Het voorstel van de vader voor de zomervakantie houdt in dat [minderjarige] altijd de eerste twee weken bij de moeder is, de derde en vierde week bij de vader en vervolgens nog een week bij de moeder en een week bij de vader. Bij de andere vakanties wisselt het verblijf in de even en oneven jaren. Het hof zal ook het verblijf van [minderjarige] tijdens de zomervakantie laten wisselen. Daarnaast is het hof met de moeder van oordeel dat het niet in het belang van [minderjarige] is om de Paas- en Pinksterdagen op te delen, omdat dit veel wisselingen van haar verblijf meebrengt. Tot slot heeft het hof geconstateerd dat voor het Hemelvaartweekend niet is opgenomen bij wie [minderjarige] verblijft. Het hof zal bepalen dat [minderjarige] in de even jaren met Pasen en Pinksteren bij de vader is en met Hemelvaart bij de moeder en dat deze regeling in de oneven jaren andersom is.
3.8
Het hof zal tot slot de vordering van de vader dat de moeder de bij beschikking van 20 april 2022 van de rechtbank Amsterdam vastgestelde vakantie op straffe van een dwangsom moet nakomen, afwijzen, enerzijds omdat die regeling niet met zoveel woorden in de beschikking staat, anderzijds omdat nu een specifieke regeling wordt vastgesteld. Verder acht het hof een dwangsom niet nodig, omdat partijen het (grotendeels) eens zijn over de regeling. Om die reden gaat het hof vooralsnog ervan uit dat zij de regeling nakomen.
3.8
De conclusie is dat de grieven in het principaal appel falen en het incidenteel appel slaagt.

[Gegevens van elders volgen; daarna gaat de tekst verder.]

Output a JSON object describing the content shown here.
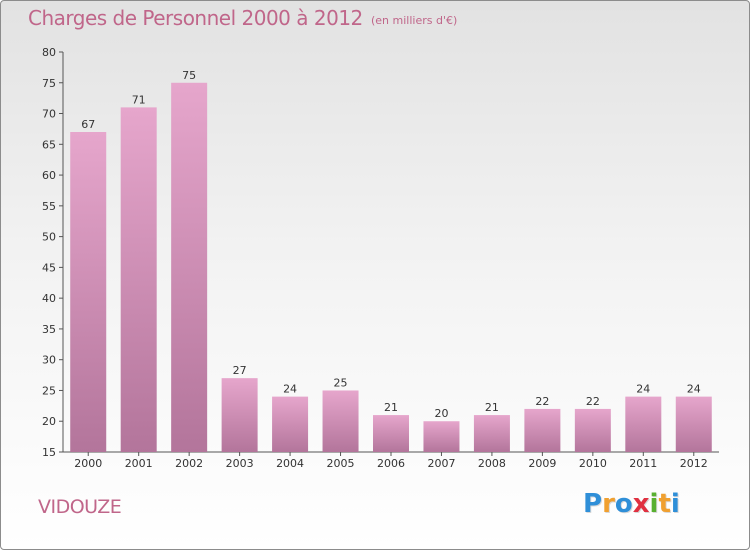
{
  "header": {
    "title": "Charges de Personnel 2000 à 2012",
    "subtitle": "(en milliers d'€)"
  },
  "footer": {
    "commune": "VIDOUZE",
    "logo_letters": [
      "P",
      "r",
      "o",
      "x",
      "i",
      "t",
      "i"
    ],
    "logo_colors": [
      "#2f8fd8",
      "#f0a030",
      "#2f8fd8",
      "#e03040",
      "#58b030",
      "#f0a030",
      "#2f8fd8"
    ]
  },
  "chart_data": {
    "type": "bar",
    "categories": [
      "2000",
      "2001",
      "2002",
      "2003",
      "2004",
      "2005",
      "2006",
      "2007",
      "2008",
      "2009",
      "2010",
      "2011",
      "2012"
    ],
    "values": [
      67,
      71,
      75,
      27,
      24,
      25,
      21,
      20,
      21,
      22,
      22,
      24,
      24
    ],
    "data_labels": [
      "67",
      "71",
      "75",
      "27",
      "24",
      "25",
      "21",
      "20",
      "21",
      "22",
      "22",
      "24",
      "24"
    ],
    "yticks": [
      "15",
      "20",
      "25",
      "30",
      "35",
      "40",
      "45",
      "50",
      "55",
      "60",
      "65",
      "70",
      "75",
      "80"
    ],
    "ylim": [
      15,
      80
    ],
    "grid": false,
    "colors": {
      "bar_top": "#e6a6cc",
      "bar_bottom": "#b3759b",
      "axis": "#555555",
      "text": "#333333"
    }
  }
}
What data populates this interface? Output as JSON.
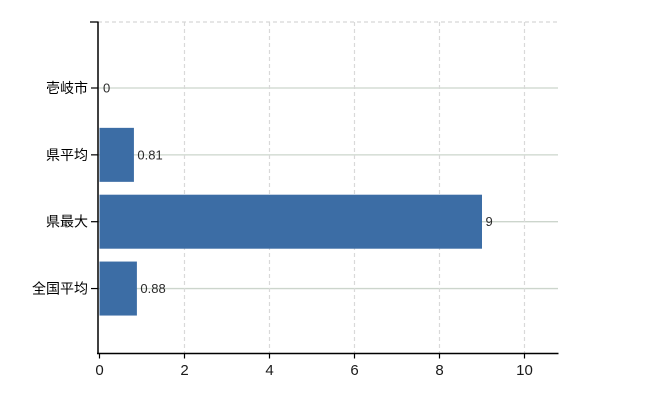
{
  "chart_data": {
    "type": "bar",
    "orientation": "horizontal",
    "title": "",
    "categories": [
      "壱岐市",
      "県平均",
      "県最大",
      "全国平均"
    ],
    "values": [
      0,
      0.81,
      9,
      0.88
    ],
    "value_labels": [
      "0",
      "0.81",
      "9",
      "0.88"
    ],
    "xticks": [
      0,
      2,
      4,
      6,
      8,
      10
    ],
    "xtick_labels": [
      "0",
      "2",
      "4",
      "6",
      "8",
      "10"
    ],
    "xlim": [
      0,
      10.8
    ],
    "grid": {
      "horizontal": "solid",
      "vertical": "dashed",
      "top_border": "dashed"
    },
    "legend": "none",
    "colors": {
      "bar": "#3c6da5",
      "h_grid": "#ccd5cc",
      "v_grid": "#d9d9d9",
      "top_border": "#d6d6d6",
      "axis": "#000000",
      "category_text": "#000000",
      "tick_text": "#1a1a1a",
      "value_text": "#2b2b2b",
      "background": "#ffffff"
    }
  }
}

Omdat partijen voormalige echtgenoten zijn, zullen de proceskosten zowel in eerste aanleg als in hoger beroep worden gecompenseerd.

4.Beslissing

Het hof:
rechtdoende in principaal en incidenteel appel:
vernietigt het vonnis waarvan beroep, voor zover daarbij de vordering van de man om een specifieke vakantie- en feestdagenregeling is afgewezen
en in zoverre opnieuw rechtdoende:
bepaalt, ter nadere invulling van de regeling in de bijlage, gehecht aan het ouderschapsplan van 24 januari 2022, totdat in een eventuele bodemprocedure een definitieve vakantie- en feestdagenregeling is vastgesteld of partijen in onderling overleg een andere regeling overeenkomen de navolgende vakantie- en feestdagenregeling tussen [minderjarige] en haar ouders:
* Voorjaarsvakantie: even jaren bij de moeder, oneven jaren bij de vader;
* Meivakantie: even jaren eerste week bij de moeder, tweede week bij de vader, oneven jaren andersom;
* Zomervakantie: even jaren week 1 en 2 bij de moeder, week 3 en 4 bij de vader, week 5 bij de moeder, week 6 bij de vader, oneven jaren andersom;
* Herfstvakantie: even jaren bij de moeder, oneven jaren bij de vader;
* Kerstvakantie: even jaren eerste week bij de moeder, tweede week bij de vader, oneven jaren andersom, met dien verstande dat [minderjarige] eerste kerstdag in de even jaren bij de vader verblijft van 12.00 uur tot de volgende dag 12.00 uur en in de oneven jaren bij de moeder van 12.00 uur tot de volgende dag 12.00 uur;
* oudejaarsdag en nieuwjaarsdag verblijft [minderjarige] bij degene die de tweede week van de kerstvakantie heeft;
* Paasvakantie: even jaren bij de vader vanaf 12.00 uur op Goede Vrijdag tot Tweede Paasdag 12.00 uur, oneven jaren andersom;
* Koningsdag: even jaren bij de moeder van 10.00 uur tot de volgende dag 12.00 uur, oneven jaren bij de vader van 10.00 uur tot de volgende dag 12.00 uur;
* Moederdag bij de moeder vanaf zaterdag 19.00 uur tot zondag 19.00 uur;
* Vaderdag bij de vader vanaf zaterdag 19.00 uur tot zondag 19.00 uur;
* Hemelvaartsweekend: even jaren bij de moeder vanaf donderdag tot en met zondag, oneven jaren bij de vader vanaf donderdag tot en met zondag;
* Pinksteren: even jaren bij de vader vanaf zaterdag tot en met maandag, oneven jaren bij de moeder vanaf zaterdag tot en met maandag;
waarbij voor alle vakanties en feestdagen geldt dat deze beginnen op zaterdag om 10.00 uur en eindigen op zondag 17.00 uur, tenzij anders staat vermeld;
bekrachtigt het vonnis waarvan beroep voor het overige;
verklaart dit arrest uitvoerbaar bij voorraad;
compenseert de kosten van de procedures in eerste aanleg en in hoger beroep aldus dat ieder van partijen de eigen kosten draagt;
wijst af het meer of anders gevorderde.
Dit arrest is gewezen door mrs. M.C. Schenkeveld, A.V.T. de Bie en A.R. Sturhoofd en door de rolraadsheer in het openbaar uitgesproken op 26 september 2023.